Governor Says Concussion Did Not Occur While Playing ‘Pokemon Go’
Published July 31st, 2016
ALBANY— Gov. Andrew Cuomo is denying reports the head injury he suffered Thursday while walking through the Capitol was the result of an obsession with the wildly popular augmented-reality app Pokemon Go.
“I was not playing on my phone,” the governor told reporters Friday. “I had my head down and I was looking over my DNC speech. Then I hit something hard and the lights went out. I know, dumb, right?”
Cuomo's statement contradicts that of a source close to the administration who told the Smudge that New York's head honcho was hunting virtual Pokemon characters on his iPhone seconds before he walked headfirst into a marble column.
“I was walking to the bathroom when I heard the governor yell, 'There's a Pidgeotto! There's a Pidgeotto!'’” said Ronald Jeezly, the source who spoke to the Smudge on condition of anonymity. “Pidgeotto's are elusive creatures, so I followed him. Then, bam, he hit the wall and crumpled to the floor.”
Jeezly, who admitted he captured the Pidgeotto himself before calling for help, said while Cuomo was lying unconscious on the floor a familiar shiny silver-blue icon began to swirl on his screen.
“Cuomo hit level-22 with that catch,” said Jeezly. “He's a player.”

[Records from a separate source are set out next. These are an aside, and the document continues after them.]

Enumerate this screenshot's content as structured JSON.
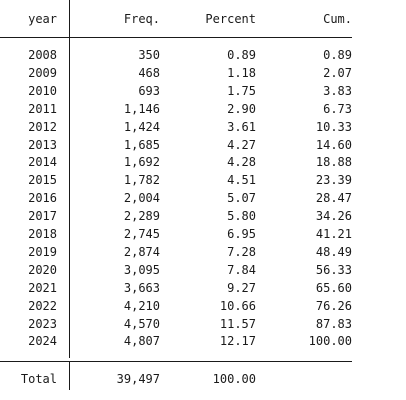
{
  "table": {
    "headers": {
      "year": "year",
      "freq": "Freq.",
      "percent": "Percent",
      "cum": "Cum."
    },
    "rows": [
      {
        "year": "2008",
        "freq": "350",
        "percent": "0.89",
        "cum": "0.89"
      },
      {
        "year": "2009",
        "freq": "468",
        "percent": "1.18",
        "cum": "2.07"
      },
      {
        "year": "2010",
        "freq": "693",
        "percent": "1.75",
        "cum": "3.83"
      },
      {
        "year": "2011",
        "freq": "1,146",
        "percent": "2.90",
        "cum": "6.73"
      },
      {
        "year": "2012",
        "freq": "1,424",
        "percent": "3.61",
        "cum": "10.33"
      },
      {
        "year": "2013",
        "freq": "1,685",
        "percent": "4.27",
        "cum": "14.60"
      },
      {
        "year": "2014",
        "freq": "1,692",
        "percent": "4.28",
        "cum": "18.88"
      },
      {
        "year": "2015",
        "freq": "1,782",
        "percent": "4.51",
        "cum": "23.39"
      },
      {
        "year": "2016",
        "freq": "2,004",
        "percent": "5.07",
        "cum": "28.47"
      },
      {
        "year": "2017",
        "freq": "2,289",
        "percent": "5.80",
        "cum": "34.26"
      },
      {
        "year": "2018",
        "freq": "2,745",
        "percent": "6.95",
        "cum": "41.21"
      },
      {
        "year": "2019",
        "freq": "2,874",
        "percent": "7.28",
        "cum": "48.49"
      },
      {
        "year": "2020",
        "freq": "3,095",
        "percent": "7.84",
        "cum": "56.33"
      },
      {
        "year": "2021",
        "freq": "3,663",
        "percent": "9.27",
        "cum": "65.60"
      },
      {
        "year": "2022",
        "freq": "4,210",
        "percent": "10.66",
        "cum": "76.26"
      },
      {
        "year": "2023",
        "freq": "4,570",
        "percent": "11.57",
        "cum": "87.83"
      },
      {
        "year": "2024",
        "freq": "4,807",
        "percent": "12.17",
        "cum": "100.00"
      }
    ],
    "total": {
      "label": "Total",
      "freq": "39,497",
      "percent": "100.00"
    }
  },
  "colors": {
    "text": "#1a1a1a",
    "rule": "#1a1a1a",
    "background": "#ffffff"
  }
}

Since its release earlier this month, Pokemon Go — which allows players to walk around collecting supplies, capturing characters and engaging in Pokemon battles — has taken the mobile-gaming world by storm. Its overloaded servers garnered 100,000-plus downloads on Google's Play store and has topped iTunes charts.
While some praise it for its attempt at improving the mental and physical health of its players, it’s been criticized for causing accidents and for drawing people into dangerous, or private, places in search of imaginary creatures.
“If the governor's playing Pokemon Go on the taxpayers’ dime, that's one thing,” said Manhattan-based U.S. Attorney Preet Bharara. “But I'm more worried he's going to start breaking into homes and business's because he thinks they're Pokestops.”
Cuomo, meanwhile, brushed off reports that he's planning to break his own ban on travel to North Carolina in order to capture a rare Pokemon character called Squirtle, which has been sighted in Asheville.
“Why would I go to North Carolina to capture a Squirtle when there have been plenty of Squirtle sightings in non-transphobic states?” Cuomo asked rhetorically before adding, “Err… um… What I mean to say is, what's a Squirtle?”